Haydee Berroterán Foto: Milangela Galea“Fini de regarder des telenovelas, nous allons monter nos entreprises de production sociale” dit Haydee Berroterán à un groupe de femmes afro-descendantes de Barlovento, état de Miranda. C’est ici que toutes les semaines, elle les forme: ateliers de genre, de santé sexuelle et de grossesse adolescente. Elle aide à organiser des réunions où la communauté identifie ses forces et ses besoins pour tracer des plans d’action. Longues, longues journées, mais il reste toujours un peu de temps pour se baigner dans l’eau claire de la rivière avec Anderson, son allié, son ami, son fils de vingt-et-un ans, handicapé physique et moteur depuis un accident à neuf mois.

Haydee est née et a grandi à Curiepe, ce village et cœur la région de Barlovento, d’où les  tambours rebelles appellent San Juan tous les 24 juin. Cette force vit dans son corps : pour elle, le travail commence à quatre heures du matin pour ne plus s’arrêter. Très tôt commencent les réunions avec d’autres femmes qui comptent des personnes handicapées dans leur famille, suivies des assemblées auxquelles elle assiste en tant que porte-parole du Conseil Présidentiel pour les Personnes Handicapées, sans oublier le « point de rencontre » où elle conseille une soixantaine de femmes. “Maintenant je me suis plongée dans un autre problème : l’organisation communale pour améliorer le système de transport”, dit-elle en souriant comme si c’était une facétie de plus dans sa longue liste de militance au quotidien.

“Ma militance a commencé quand j’ai emmené Anderson au centre de développement infantile. C’était un centre d’équinothérapie. A ce moment j’ai compris l’importance que d’autres mères aient le même accès que moi à ce type de justice sociale. Cela ne pouvait rester le privilège de quelques-uns. Il fallait sortir de l’anonymat tous ces enfants jusque-là exclus des soins à cause des limites économiques de leurs parents. C’est ainsi que je me suis mise en mouvement, que j’ai commencé à parler avec d’autres femmes et nous nous sommes rendu compte que nous étions de nombreuses mères partout à vouloir visibiliser notre situation, à chercher des solutions, nous étions déjà un mouvement à l’échelle nationale ! Avec tout ce que nous commencions à faire, je me suis rendu compte que je n’étais plus la même, j’avais tiré les leçons de ma faiblesse, je ne pouvais plus rester à la maison.
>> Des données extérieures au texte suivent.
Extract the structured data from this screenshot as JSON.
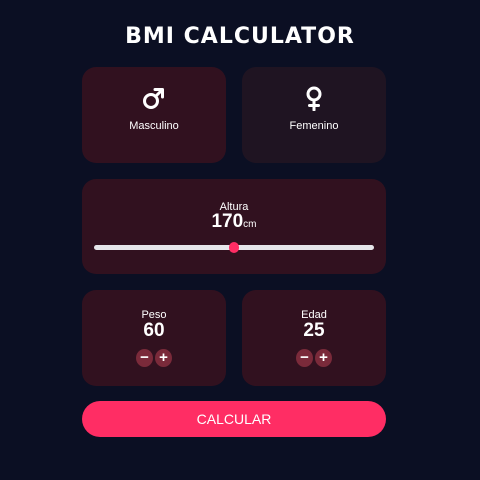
{
  "app": {
    "title": "BMI CALCULATOR"
  },
  "gender": {
    "male": {
      "label": "Masculino",
      "icon": "male-icon",
      "selected": true
    },
    "female": {
      "label": "Femenino",
      "icon": "female-icon",
      "selected": false
    }
  },
  "height": {
    "label": "Altura",
    "value": "170",
    "unit": "cm",
    "slider_fraction": 0.5
  },
  "weight": {
    "label": "Peso",
    "value": "60",
    "minus": "−",
    "plus": "+"
  },
  "age": {
    "label": "Edad",
    "value": "25",
    "minus": "−",
    "plus": "+"
  },
  "calculate": {
    "label": "CALCULAR"
  },
  "colors": {
    "background": "#0b0f23",
    "card_active": "#31111f",
    "card_inactive": "#1f1422",
    "accent": "#ff2d64",
    "counter_button": "#7a2a3a"
  }
}
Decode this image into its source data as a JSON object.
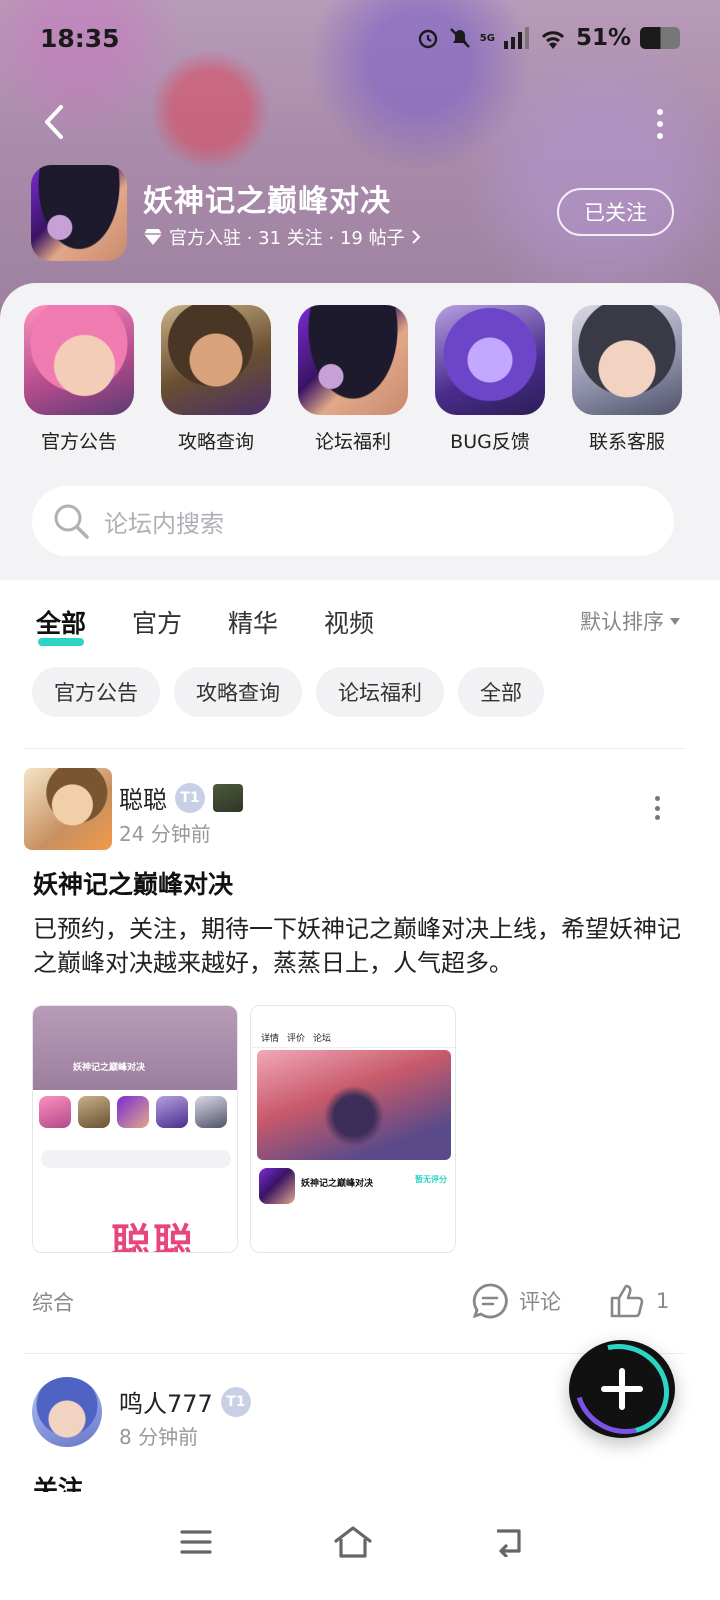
{
  "status_bar": {
    "time": "18:35",
    "network": "5G",
    "battery": "51%"
  },
  "forum": {
    "title": "妖神记之巅峰对决",
    "meta": "官方入驻 · 31 关注 · 19 帖子",
    "follow_label": "已关注"
  },
  "shortcuts": [
    {
      "label": "官方公告"
    },
    {
      "label": "攻略查询"
    },
    {
      "label": "论坛福利"
    },
    {
      "label": "BUG反馈"
    },
    {
      "label": "联系客服"
    }
  ],
  "search": {
    "placeholder": "论坛内搜索"
  },
  "tabs": [
    {
      "label": "全部",
      "active": true
    },
    {
      "label": "官方"
    },
    {
      "label": "精华"
    },
    {
      "label": "视频"
    }
  ],
  "sort": {
    "label": "默认排序"
  },
  "chips": [
    {
      "label": "官方公告"
    },
    {
      "label": "攻略查询"
    },
    {
      "label": "论坛福利"
    },
    {
      "label": "全部"
    }
  ],
  "posts": [
    {
      "author": "聪聪",
      "time": "24 分钟前",
      "title": "妖神记之巅峰对决",
      "body": "已预约，关注，期待一下妖神记之巅峰对决上线，希望妖神记之巅峰对决越来越好，蒸蒸日上，人气超多。",
      "images": [
        {
          "title": "妖神记之巅峰对决",
          "stamp": "聪聪"
        },
        {
          "tabs": [
            "详情",
            "评价",
            "论坛"
          ],
          "game_name": "妖神记之巅峰对决",
          "tag": "暂无评分"
        }
      ],
      "category": "综合",
      "comment_label": "评论",
      "like_count": "1"
    },
    {
      "author": "鸣人777",
      "time": "8 分钟前",
      "title": "关注"
    }
  ],
  "colors": {
    "accent": "#2cd4c5",
    "fab_purple": "#7b54e6",
    "header_tint": "#a98aaa"
  },
  "nav": {
    "icons": [
      "menu-icon",
      "home-icon",
      "back-icon"
    ]
  }
}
Ensuite le président Chávez a été élu et en 2006 a impulsé la Loi pour les personnes handicapées, ce qui nous a renforcées”.

Lock-out pétrolier et solidarité cubaine

En 2002 Anderson, sept ans, souffre d’une dislocation de la hanche qui entraîne une tumeur. Il subit une intervention chirurgicale mais on l’opère au mauvais endroit. Surgissent la fièvre et la douleur, il faut réopérer : “Mais e décembre 2002 les médecins de l’hôpital se sont joints au lock-out de la droite pour faire tomber le gouvernement bolivarien. Ils ont expulsé les patients, quel que fût leur état. J’étais désespérée, suppliant aux portes de l’hôpital qu’on me laisse passer. Mais non, ils ont refusé de l’opérer”. Quand tout espoir semble s’éloigner, Haydee écoute Chavez à la télévision: « S’il y a parmi vous des personnes affectées par le lock-out et qui ont des urgences de santé, appelez la cellule de crise que  j’ai désignée pour traiter vos cas. » J’ai bondi pour appeler, on m’a écoutée, on m’a dit ‘venez demain, vous partez à Cuba’. Mon plus jeune fils avait un an à peine, je lui donnais encore le sein”.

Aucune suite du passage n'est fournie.